Rasanya kok kapasitas saya masih jauh dari memadai…” 

Ego saya sempat tersanjung, tetapi saya segera bersikap hati-hati. Sebagai 
wartawan, saya sudah mendengar sejumlah kasus penipuan macam ini, di mana ada 
orang yang mengaku disuruh Presiden untuk memanggil sejumlah “calon menteri” ke 
kediaman resmi Presiden. Tahu-tahunya, sesudah si calon dengan hati 
berbunga-bunga datang, Presiden mengatakan, ia tidak pernah merasa memanggil 
orang tersebut. Saya tidak mau bernasib konyol seperti itu!

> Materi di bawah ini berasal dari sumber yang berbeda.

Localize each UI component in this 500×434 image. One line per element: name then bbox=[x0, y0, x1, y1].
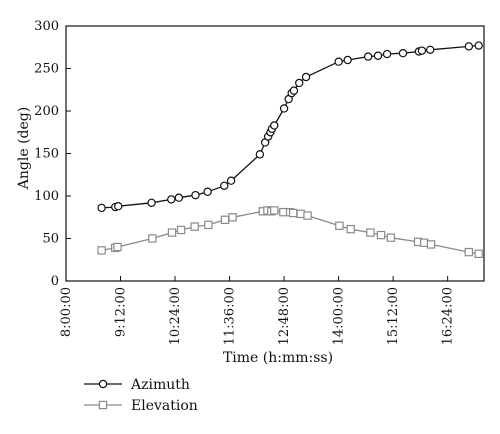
elevation-point bbox=[335, 221, 344, 230]
legend-label: Elevation bbox=[131, 398, 198, 414]
azimuth-point bbox=[301, 72, 311, 82]
x-tick-label: 9:12:00 bbox=[114, 287, 129, 337]
azimuth-point bbox=[426, 45, 435, 55]
elevation-point bbox=[464, 247, 474, 257]
x-tick-label: 15:12:00 bbox=[386, 287, 401, 345]
azimuth-point bbox=[220, 181, 229, 190]
x-tick-label: 8:00:00 bbox=[59, 287, 74, 337]
elevation-point bbox=[148, 234, 157, 243]
y-tick-label: 50 bbox=[42, 232, 59, 247]
legend-item-azimuth: Azimuth bbox=[84, 377, 190, 393]
azimuth-point bbox=[114, 201, 123, 211]
azimuth-point bbox=[295, 78, 304, 88]
elevation-point bbox=[426, 240, 436, 249]
azimuth-point bbox=[382, 49, 392, 59]
elevation-point bbox=[270, 206, 279, 215]
azimuth-point bbox=[191, 190, 200, 200]
legend-marker bbox=[98, 379, 108, 389]
azimuth-point bbox=[417, 46, 427, 55]
elevation-point bbox=[113, 242, 122, 252]
y-axis-title: Angle (deg) bbox=[16, 107, 32, 190]
elevation-point bbox=[386, 233, 396, 242]
azimuth-point bbox=[279, 104, 289, 113]
elevation-point bbox=[296, 209, 305, 219]
azimuth-point bbox=[255, 150, 265, 159]
elevation-point bbox=[288, 208, 298, 218]
azimuth-line bbox=[101, 44, 479, 209]
x-tick-label: 11:36:00 bbox=[223, 287, 238, 345]
x-tick-label: 10:24:00 bbox=[168, 287, 183, 345]
x-tick-label: 14:00:00 bbox=[332, 287, 347, 345]
azimuth-point bbox=[226, 176, 236, 185]
legend-item-elevation: Elevation bbox=[84, 398, 198, 414]
elevation-point bbox=[228, 213, 237, 222]
azimuth-point bbox=[373, 51, 383, 60]
x-tick-label: 12:48:00 bbox=[277, 287, 292, 345]
azimuth-series bbox=[97, 41, 483, 213]
y-tick-label: 150 bbox=[34, 147, 59, 162]
azimuth-point bbox=[398, 49, 408, 58]
elevation-point bbox=[279, 207, 288, 217]
y-tick-label: 250 bbox=[34, 62, 59, 77]
legend: Azimuth Elevation bbox=[84, 377, 198, 414]
azimuth-point bbox=[464, 42, 474, 51]
elevation-point bbox=[220, 215, 230, 224]
azimuth-point bbox=[474, 41, 483, 50]
azimuth-point bbox=[363, 52, 373, 61]
azimuth-point bbox=[167, 195, 176, 204]
azimuth-point bbox=[343, 55, 352, 65]
azimuth-point bbox=[203, 187, 212, 196]
y-tick-label: 200 bbox=[34, 104, 59, 119]
azimuth-point bbox=[147, 198, 156, 207]
elevation-point bbox=[167, 228, 177, 237]
elevation-point bbox=[346, 224, 355, 234]
elevation-point bbox=[303, 211, 312, 220]
elevation-point bbox=[190, 222, 199, 231]
y-tick-label: 300 bbox=[34, 19, 59, 34]
elevation-point bbox=[97, 246, 106, 255]
elevation-point bbox=[176, 225, 186, 235]
legend-marker bbox=[98, 400, 108, 410]
azimuth-point bbox=[97, 203, 106, 213]
azimuth-point bbox=[270, 121, 279, 130]
elevation-point bbox=[366, 228, 375, 237]
azimuth-point bbox=[289, 86, 299, 95]
axes: 0 50 100 150 200 250 300 8:00:00 9:12:00 10:24:00… bbox=[34, 19, 485, 345]
x-tick-label: 16:24:00 bbox=[441, 287, 456, 345]
elevation-point bbox=[204, 220, 213, 230]
y-tick-label: 100 bbox=[34, 189, 59, 204]
elevation-series bbox=[97, 206, 483, 258]
elevation-point bbox=[419, 238, 429, 247]
legend-label: Azimuth bbox=[130, 377, 190, 393]
y-tick-label: 0 bbox=[51, 274, 59, 289]
elevation-point bbox=[474, 249, 483, 258]
elevation-point bbox=[376, 230, 386, 240]
plot-area bbox=[97, 41, 483, 258]
x-axis-title: Time (h:mm:ss) bbox=[223, 350, 333, 366]
azimuth-point bbox=[334, 57, 343, 66]
azimuth-point bbox=[174, 193, 184, 202]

“Soal siapa yang merekomendasikan Anda, saya pikir tak perlu disebut. Tetapi 
umumnya dari kalangan media dan public relations. Mereka beranggapan, salah 
satu kegagalan pemerintah sekarang adalah dalam mengkomunikasikan dirinya 
kepada rakyat. Ada jurang yang lebar, antara persepsi yang diyakini oleh kami 
di kalangan pemerintah, dengan persepsi rakyat, yang terlihat jelas dalam 
sejumlah jajak pendapat di media massa . Rakyat memandang pemerintah tidak 
tegas, tidak tanggap, tidak serius memberantas korupsi, tidak perduli pada 
nasib rakyat kecil, dan sebagainya. Padahal pemerintah SBY telah berjuang 
keras, untuk mewujudkan semua janji yang telah diucapkan sejak masa kampanye 
pemilihan presiden 2004 lalu…” ujarnya. 

Ia melanjutkan, “Kalau kita mau jujur dan obyektif, bukankah langkah 
pemberantasan korupsi di bawah pemerintahan SBY masih jauh lebih baik 
dibandingkan –maaf-- zaman Ibu Megawati? Kemudian., bukankah kondisi keamanan 
dalam negeri kita jauh lebih baik di bawah Presiden SBY? Gembong-gembong 
teroris beserta jaringannya telah ditangkap dan dihukum. Belum lagi menyebut 
prestasi luar biasa, dengan terwujudnya perdamaian di Aceh. Padahal selama 
bertahun-tahun, di bawah pemerintahan Pak Harto, Pak Habibie, Gus Dur, dan Ibu 
Mega, masalah Aceh tak pernah selesai...”

“Nah, semua prestasi pemerintah itu mendapat sambutan baik dari kalangan di 
luar negeri, karena mereka memahami, betapa sulitnya mencapai prestasi itu di 
tengah keterpurukan ekonomi dan apatisme yang menghinggapi banyak kalangan. 
Terutama, sejak terjadinya krisis multidimensi di negeri ini.  Ironisnya, semua 
prestasi pemerintah itu justru tidak diapresiasi oleh rakyatnya sendiri…”

“Pemerintah menjadi bulan-bulanan dan sasaran kritik bertubi-tubi di media. 
Saya merasa ini kurang fair. Tapi itulah kenyataannya. Presiden memang punya 
dua juru bicara resmi. Untuk urusan dalam negeri, dipegang oleh Pak Andi 
Mallarangeng. Sedangkan untuk isu-isu luar negeri, ditangani Pak Dino Patti 
Djalal. Namun, mereka 100 persen betul-betul hanya berperan sebagai juru 
bicara. Padahal, yang dibutuhkan bukanlah sekadar mengulang apa kata Presiden. 
Kalau cuma begitu, perannya sangat terbatas...”

“Yang mendesak dan amat dibutuhkan adalah bagaimana mengkomunikasikan 
keseluruhan visi, misi, dan kebijakan pemerintah, agar posisi pemerintah 
dipahami, dan pada akhirnya didukung oleh rakyat. Adanya dukungan yang meluas 
dari rakyat ini sangat krusial, untuk melaksanakan berbagai kebijakan dan 
program pemerintah, serta mencapai target-target yang telah ditetapkan. Dalam 
kapasitas semacam inilah, baru kita bisa bicara tentang pencapaian Visi 
Indonesia 2030, di mana Indonesia bangkit menjadi negara dan bangsa yang 
dihormati dalam pergaulan dunia abad ke-21...” 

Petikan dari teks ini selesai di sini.